If the decision is unclear, a pediatrician is the appropriate person to consult.
References
- Moon RY, Carlin RF, Hand I; AAP Task Force on Sudden Infant Death Syndrome and the AAP Committee on Fetus and Newborn. Sleep-related infant deaths: updated 2022 recommendations for reducing infant deaths in the sleep environment. Pediatrics. 2022;150(1):e2022057990. doi:10.1542/peds.2022-057990. PMID: 35782619.
- Carpenter R, McGarvey C, Mitchell EA, et al. Bed sharing when parents do not smoke: is there a risk of SIDS? An individual level analysis of five major case-control studies. BMJ Open. 2013;3(5):e002299. doi:10.1136/bmjopen-2012-002299. PMID: 23793691.
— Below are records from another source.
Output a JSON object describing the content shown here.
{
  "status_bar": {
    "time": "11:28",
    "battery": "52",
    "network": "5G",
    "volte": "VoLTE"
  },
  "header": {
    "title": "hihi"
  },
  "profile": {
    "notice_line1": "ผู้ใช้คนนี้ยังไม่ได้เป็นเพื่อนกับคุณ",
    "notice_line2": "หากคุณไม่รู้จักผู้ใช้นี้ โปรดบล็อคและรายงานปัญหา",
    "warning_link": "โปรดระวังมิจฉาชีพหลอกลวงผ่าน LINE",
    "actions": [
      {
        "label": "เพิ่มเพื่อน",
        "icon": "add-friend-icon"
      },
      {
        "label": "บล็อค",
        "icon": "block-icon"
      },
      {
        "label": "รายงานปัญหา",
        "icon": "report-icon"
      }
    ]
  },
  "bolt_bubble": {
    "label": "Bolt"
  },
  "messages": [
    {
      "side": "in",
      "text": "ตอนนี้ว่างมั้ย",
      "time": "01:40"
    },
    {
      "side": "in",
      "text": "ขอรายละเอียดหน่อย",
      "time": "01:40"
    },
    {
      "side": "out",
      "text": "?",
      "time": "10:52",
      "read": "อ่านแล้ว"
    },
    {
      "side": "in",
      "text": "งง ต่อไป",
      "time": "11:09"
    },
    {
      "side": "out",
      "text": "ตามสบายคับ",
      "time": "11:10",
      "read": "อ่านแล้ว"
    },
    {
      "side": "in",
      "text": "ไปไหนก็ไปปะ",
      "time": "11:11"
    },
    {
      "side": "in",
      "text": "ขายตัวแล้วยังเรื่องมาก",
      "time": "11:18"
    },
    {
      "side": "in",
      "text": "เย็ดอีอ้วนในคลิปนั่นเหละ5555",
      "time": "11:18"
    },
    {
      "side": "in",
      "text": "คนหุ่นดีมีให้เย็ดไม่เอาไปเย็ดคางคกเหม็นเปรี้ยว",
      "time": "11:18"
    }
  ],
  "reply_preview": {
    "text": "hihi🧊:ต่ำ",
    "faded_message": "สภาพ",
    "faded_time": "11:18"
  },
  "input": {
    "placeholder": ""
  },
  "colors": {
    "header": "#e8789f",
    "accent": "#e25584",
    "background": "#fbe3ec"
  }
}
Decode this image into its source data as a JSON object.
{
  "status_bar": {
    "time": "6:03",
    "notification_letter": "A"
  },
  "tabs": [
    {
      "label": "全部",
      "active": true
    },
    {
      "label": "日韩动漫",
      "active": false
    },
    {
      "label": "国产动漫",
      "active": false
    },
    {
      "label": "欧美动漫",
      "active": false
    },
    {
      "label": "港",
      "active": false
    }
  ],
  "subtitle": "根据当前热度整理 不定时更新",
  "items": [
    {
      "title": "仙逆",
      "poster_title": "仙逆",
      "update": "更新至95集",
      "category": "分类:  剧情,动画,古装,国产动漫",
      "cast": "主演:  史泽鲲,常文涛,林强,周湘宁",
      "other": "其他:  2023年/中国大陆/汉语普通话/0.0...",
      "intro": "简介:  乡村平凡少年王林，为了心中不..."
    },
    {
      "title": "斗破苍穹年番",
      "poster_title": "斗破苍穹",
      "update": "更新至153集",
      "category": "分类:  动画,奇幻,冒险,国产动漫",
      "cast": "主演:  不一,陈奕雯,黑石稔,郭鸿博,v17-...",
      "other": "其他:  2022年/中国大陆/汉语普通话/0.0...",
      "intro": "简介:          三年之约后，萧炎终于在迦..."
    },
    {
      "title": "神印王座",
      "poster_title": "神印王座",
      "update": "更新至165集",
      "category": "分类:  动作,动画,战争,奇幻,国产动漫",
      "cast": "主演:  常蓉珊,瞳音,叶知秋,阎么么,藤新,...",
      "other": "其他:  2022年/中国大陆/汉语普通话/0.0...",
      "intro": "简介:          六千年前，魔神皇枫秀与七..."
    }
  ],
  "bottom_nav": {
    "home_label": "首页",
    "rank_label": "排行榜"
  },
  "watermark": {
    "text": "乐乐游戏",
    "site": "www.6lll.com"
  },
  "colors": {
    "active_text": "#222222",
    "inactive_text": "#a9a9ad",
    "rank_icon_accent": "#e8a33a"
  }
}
- Gigerenzer G, Gaissmaier W, Kurz-Milcke E, Schwartz LM, Woloshin S. Helping doctors and patients make sense of health statistics. Psychol Sci Public Interest. 2007;8(2):53–96. doi:10.1111/j.1539-6053.2008.00033.x. PMID: 26158984.
- McKenna JJ, Gettler LT. There is no such thing as infant sleep, there is no such thing as breastfeeding, there is only breastsleeping. Acta Paediatr. 2016;105(1):17–21. doi:10.1111/apa.13161. PMID: 26762677.
- Mindell JA, Sadeh A, Wiegand B, How TH, Goh DY. Cross-cultural differences in infant and toddler sleep. Sleep Med. 2010;11(3):274–280. doi:10.1016/j.sleep.2009.04.012. PMID: 20138578.